Police target drivers in Wales for roadside breath tests

5 June 2015
If you drive in North Wales, police are more likely to ask you to do a roadside breath test than anywhere else in England and Wales, according to a new survey. Analysis of Home Office data by motor insurer Direct Line revealed that 43,178 motorists in North Wales had roadside breath tests during 2013 – that's 62 people tested out of every 1,000 drivers. The second hotspot was also in Wales: police in Dyfed-Powys carried out 42 tests per 1,000 people, while drivers in Lancashire were faced with 28 tests for every 1,000 people. But in Avon and Somerset only four drivers out of every 1,000 had breath tests, making just 6,380 tests in total in the region. Similarly, Leicestershire experienced only five tests per 1,000 people and just 5,606 tests. In the run-up to Christmas, police are more likely to stop motorists for drink-driving tests – more than 160,000 tests were carried out in December 2013. Difficult to measureBut, surprisingly, police pulled over a record number of motorists for potential drink-driving in June 2013, when there were 108,592 breath tests – double the annual average of 56,969. The warm weather encourages more people to eat al fresco and enjoy summer drinks at home, such as Sangria and Pimms and lemonade, where it is hard to keep track of the amount of alcohol you've consumed.

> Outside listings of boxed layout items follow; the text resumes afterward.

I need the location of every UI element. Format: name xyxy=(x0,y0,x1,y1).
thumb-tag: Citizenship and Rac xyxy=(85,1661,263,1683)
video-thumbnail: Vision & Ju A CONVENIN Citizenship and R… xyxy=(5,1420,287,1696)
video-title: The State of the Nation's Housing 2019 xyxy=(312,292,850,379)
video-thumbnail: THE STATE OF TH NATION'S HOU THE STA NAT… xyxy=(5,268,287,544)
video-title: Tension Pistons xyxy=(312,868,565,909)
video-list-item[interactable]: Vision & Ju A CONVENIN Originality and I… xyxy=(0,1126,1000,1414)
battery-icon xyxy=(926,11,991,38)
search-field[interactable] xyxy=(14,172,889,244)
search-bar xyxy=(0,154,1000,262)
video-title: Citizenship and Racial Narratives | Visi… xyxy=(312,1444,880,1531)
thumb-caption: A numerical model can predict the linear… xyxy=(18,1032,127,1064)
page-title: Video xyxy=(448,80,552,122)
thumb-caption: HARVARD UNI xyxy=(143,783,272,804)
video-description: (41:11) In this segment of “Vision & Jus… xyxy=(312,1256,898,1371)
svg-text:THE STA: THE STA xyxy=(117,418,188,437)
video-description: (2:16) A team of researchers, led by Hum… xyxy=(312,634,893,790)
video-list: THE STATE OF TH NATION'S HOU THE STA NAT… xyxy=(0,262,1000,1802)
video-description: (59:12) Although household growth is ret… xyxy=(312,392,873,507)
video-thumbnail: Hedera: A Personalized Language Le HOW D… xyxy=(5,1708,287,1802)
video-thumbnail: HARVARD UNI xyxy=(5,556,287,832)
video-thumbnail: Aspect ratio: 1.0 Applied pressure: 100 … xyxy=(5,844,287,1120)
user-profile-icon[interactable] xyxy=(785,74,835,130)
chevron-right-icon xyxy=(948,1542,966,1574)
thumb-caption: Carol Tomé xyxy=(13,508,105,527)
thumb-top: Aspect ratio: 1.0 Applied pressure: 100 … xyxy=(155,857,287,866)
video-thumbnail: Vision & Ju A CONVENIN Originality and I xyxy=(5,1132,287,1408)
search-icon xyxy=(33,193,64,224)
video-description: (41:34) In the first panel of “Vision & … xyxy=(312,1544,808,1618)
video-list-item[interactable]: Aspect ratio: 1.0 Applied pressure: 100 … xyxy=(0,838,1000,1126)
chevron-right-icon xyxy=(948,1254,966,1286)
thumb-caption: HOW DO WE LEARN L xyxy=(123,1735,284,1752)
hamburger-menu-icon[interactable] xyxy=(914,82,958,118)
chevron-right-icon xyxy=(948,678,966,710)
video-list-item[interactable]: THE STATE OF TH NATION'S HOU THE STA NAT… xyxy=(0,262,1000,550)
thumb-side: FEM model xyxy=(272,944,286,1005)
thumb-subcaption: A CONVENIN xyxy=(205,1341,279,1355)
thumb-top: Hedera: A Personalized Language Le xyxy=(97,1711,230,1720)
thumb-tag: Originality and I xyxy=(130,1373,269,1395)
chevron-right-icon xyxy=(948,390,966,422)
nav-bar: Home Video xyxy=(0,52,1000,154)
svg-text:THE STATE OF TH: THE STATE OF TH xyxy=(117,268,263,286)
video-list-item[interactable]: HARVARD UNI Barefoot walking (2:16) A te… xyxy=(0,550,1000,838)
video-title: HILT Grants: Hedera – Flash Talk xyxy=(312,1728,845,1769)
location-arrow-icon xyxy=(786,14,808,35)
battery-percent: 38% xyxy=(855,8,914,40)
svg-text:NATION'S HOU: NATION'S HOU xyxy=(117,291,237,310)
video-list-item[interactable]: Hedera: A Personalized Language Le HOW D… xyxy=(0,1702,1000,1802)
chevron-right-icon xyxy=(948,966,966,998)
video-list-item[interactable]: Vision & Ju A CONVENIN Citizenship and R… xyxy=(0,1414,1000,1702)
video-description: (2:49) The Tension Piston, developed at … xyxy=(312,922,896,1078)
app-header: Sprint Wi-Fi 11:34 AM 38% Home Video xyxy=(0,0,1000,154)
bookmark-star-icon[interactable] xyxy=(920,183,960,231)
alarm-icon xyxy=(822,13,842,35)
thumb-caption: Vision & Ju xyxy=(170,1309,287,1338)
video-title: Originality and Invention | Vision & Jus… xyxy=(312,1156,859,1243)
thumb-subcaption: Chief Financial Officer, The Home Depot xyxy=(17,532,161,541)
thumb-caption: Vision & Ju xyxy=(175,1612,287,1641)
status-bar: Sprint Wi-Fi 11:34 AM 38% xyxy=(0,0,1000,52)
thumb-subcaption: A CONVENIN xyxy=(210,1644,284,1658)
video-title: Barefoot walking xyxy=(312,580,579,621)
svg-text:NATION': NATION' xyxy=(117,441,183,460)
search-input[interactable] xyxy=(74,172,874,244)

Gus Park, director of motor at Direct Line, said: "From barbecues to all-day sporting fixtures, daytime drinking is a part of the British summer. But you can have a drink and have some fun without getting behind the wheel afterwards. Some summer drinks are easy to consume but difficult to measure. If you'll be doing something where the drinks are flowing, the best approach is to plan on getting home afterwards without having to drive."